Would it be valuable to users of personal finance/budgeting apps to view their overall spending over time or spending on certain categories over time relative to these price indices like the CPI (Consumer Price Index)?
Of course, if any of the major personal finance apps start to provide this sort of function, they would need to perform significant analytics of data aggregated across their users, since there may be differences in spending behavior for users of their app relative to other segments of consumers. There’s a concern whether aggregate spending on some category for a specific personal finance app account provides meaningful, reliable information. It may be more relevant to consider spending over time on individual products or individual instances of similar products. Such information is provided by receipt scanning apps or price shopping extensions such as Capital One Shopping, Ibotta, Rakuten, and Honey. What if these apps allowed you to track your potentially increased spending on food, energy, gas, and other goods or services?
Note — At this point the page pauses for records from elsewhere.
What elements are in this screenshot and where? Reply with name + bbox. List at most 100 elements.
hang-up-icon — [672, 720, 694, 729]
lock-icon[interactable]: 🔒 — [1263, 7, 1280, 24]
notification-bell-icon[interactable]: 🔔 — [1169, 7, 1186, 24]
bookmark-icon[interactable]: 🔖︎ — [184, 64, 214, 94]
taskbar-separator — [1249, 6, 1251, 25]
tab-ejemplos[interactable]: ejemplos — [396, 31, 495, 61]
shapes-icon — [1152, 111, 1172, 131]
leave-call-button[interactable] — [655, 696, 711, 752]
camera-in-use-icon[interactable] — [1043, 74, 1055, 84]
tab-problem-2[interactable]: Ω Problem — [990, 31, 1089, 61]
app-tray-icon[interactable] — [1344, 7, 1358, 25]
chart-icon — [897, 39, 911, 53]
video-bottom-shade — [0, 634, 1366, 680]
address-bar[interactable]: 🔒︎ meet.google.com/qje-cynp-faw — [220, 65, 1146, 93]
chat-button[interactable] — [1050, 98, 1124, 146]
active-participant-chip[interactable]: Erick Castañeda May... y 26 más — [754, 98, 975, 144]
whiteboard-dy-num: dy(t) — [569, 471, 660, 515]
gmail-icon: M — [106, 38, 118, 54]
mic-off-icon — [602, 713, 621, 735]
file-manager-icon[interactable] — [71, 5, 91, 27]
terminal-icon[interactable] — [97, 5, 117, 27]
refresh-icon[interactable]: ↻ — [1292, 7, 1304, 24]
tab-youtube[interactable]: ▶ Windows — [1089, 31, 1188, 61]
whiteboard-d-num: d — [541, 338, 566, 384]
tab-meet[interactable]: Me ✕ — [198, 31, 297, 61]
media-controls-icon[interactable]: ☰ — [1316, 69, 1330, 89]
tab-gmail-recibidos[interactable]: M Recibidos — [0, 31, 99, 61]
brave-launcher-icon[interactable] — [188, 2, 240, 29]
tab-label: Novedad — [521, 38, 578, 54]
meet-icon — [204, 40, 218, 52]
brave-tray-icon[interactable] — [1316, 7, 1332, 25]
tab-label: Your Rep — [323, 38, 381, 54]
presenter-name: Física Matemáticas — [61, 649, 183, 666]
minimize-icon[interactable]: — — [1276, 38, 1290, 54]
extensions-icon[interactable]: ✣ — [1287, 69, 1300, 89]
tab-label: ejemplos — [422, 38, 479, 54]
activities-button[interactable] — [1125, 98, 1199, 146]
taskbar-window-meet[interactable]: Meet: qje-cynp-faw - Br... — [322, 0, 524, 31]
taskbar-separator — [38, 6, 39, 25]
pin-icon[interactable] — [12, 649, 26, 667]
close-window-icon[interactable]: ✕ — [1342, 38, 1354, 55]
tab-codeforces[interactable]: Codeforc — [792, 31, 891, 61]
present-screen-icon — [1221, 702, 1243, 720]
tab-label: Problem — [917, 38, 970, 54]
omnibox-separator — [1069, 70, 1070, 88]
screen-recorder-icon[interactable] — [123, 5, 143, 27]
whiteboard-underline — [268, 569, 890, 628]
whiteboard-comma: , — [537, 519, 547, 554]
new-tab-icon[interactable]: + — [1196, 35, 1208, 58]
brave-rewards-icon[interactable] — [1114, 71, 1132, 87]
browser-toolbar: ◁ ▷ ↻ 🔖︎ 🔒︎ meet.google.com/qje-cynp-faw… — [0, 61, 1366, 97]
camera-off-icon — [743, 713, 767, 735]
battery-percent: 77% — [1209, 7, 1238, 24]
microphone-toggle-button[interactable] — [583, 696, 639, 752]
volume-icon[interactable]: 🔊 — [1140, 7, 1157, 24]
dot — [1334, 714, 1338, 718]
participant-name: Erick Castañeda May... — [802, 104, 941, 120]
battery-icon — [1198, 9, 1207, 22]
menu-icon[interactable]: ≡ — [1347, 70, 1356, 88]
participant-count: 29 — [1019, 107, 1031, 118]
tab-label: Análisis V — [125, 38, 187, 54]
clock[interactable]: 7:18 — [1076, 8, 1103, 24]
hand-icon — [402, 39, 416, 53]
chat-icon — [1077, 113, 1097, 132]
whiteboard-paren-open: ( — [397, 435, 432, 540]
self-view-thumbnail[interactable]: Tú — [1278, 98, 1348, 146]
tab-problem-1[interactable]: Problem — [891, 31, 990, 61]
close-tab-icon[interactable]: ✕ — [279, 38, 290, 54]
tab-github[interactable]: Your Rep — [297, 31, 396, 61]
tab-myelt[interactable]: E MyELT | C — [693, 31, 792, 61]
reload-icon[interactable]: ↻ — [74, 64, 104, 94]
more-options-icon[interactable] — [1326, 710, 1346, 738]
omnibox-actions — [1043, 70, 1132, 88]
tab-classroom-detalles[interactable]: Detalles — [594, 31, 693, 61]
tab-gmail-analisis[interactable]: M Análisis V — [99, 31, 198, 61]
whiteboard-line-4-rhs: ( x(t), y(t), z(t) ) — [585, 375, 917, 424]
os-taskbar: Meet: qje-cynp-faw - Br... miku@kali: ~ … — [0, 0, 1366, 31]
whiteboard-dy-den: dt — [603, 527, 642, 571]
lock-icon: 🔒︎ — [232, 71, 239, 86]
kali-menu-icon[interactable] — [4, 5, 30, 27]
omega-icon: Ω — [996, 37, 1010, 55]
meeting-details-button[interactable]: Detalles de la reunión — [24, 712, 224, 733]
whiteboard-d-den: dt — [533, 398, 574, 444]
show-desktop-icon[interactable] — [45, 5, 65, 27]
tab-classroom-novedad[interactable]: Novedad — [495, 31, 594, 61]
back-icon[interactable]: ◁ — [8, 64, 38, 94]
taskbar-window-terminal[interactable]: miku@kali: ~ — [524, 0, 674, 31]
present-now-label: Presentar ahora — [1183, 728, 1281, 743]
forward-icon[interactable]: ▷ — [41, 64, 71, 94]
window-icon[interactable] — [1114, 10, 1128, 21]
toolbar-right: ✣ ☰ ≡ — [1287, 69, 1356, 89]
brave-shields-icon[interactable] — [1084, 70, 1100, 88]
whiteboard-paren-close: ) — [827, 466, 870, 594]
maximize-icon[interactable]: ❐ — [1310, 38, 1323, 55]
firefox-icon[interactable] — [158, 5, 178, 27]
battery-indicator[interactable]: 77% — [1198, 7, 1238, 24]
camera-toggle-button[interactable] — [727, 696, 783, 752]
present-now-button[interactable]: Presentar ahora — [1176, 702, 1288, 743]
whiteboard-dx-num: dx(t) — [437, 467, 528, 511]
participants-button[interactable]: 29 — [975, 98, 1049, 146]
Outside of inflationary periods, after enough time, it may be interesting to see deflationary changes as certain products get cheaper over time or higher quality for the price. Electronics are the most obvious example. As our wealth or income grows overtime (or not), it would be telling for us to see our share of spending on different categories change over time. For instance, viewing your spending on food and comparing against Engel’s law (the proportion of family spending on food decreases with income, even if total spending on food increases with income) would put things in perspective.